After all, carriers have blocked applications like Skype Ltd. before (although, ironically, the VOIP package is a top application for the iPhone). Didn't hear too much about those issues until Obama's new team was onboard, did we?

The Google Voice app allows users to make cheapo phone calls and add some presence-type features to their phone service: For instance, you can choose which callers are routed to your home phone or cellphone, while callers can use your "Google Number" to reach you wherever.

This whole issue seems indicative of operators that are too focused on the past and not looking forward to data-intensive packages. I wonder when carriers are going to start to get serious about data plans and VOIP services. Voice is still the cash cow at the moment, but for nearly every carrier data is the growing segment.

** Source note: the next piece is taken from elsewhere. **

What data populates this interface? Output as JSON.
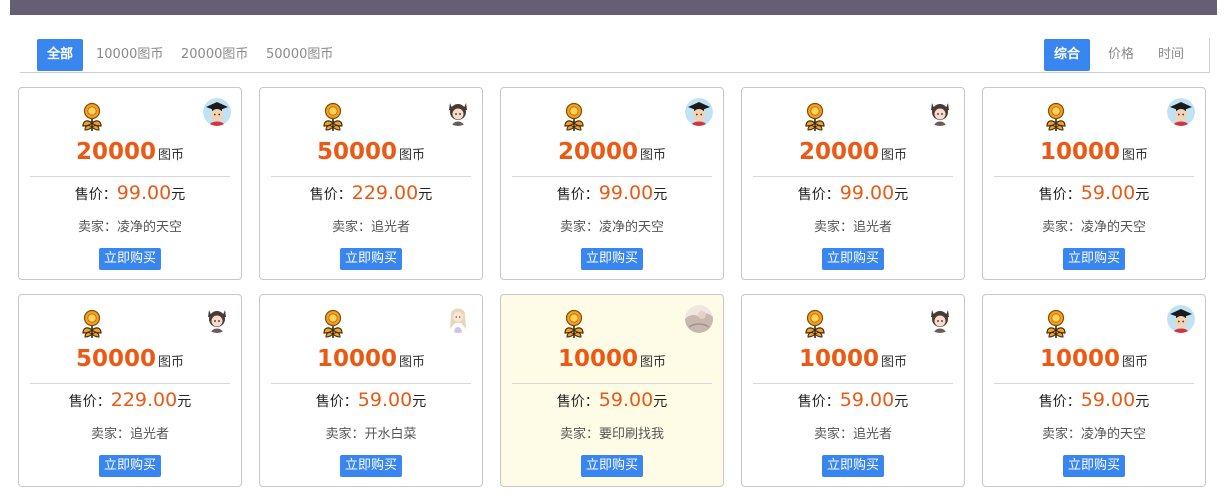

So when are they going to start to look at stranding out packages for different types of data users? The gamer, the regular browser, the texter, the music downloader, the VOIP caller, and more. Deep Packet Inspection (DPI) and other network tools make it easier than ever to find out what type of traffic is on the network and bill for it.

As far as I know, only Verizon Wireless has said that it is considering moving from the unlimited data package model (usage caps aside) to something more stranded. If data continues to grow, however, and voice continues to shrink, then it is going to become a bigger issue and VOIP software running over the network is going to start to look less significant.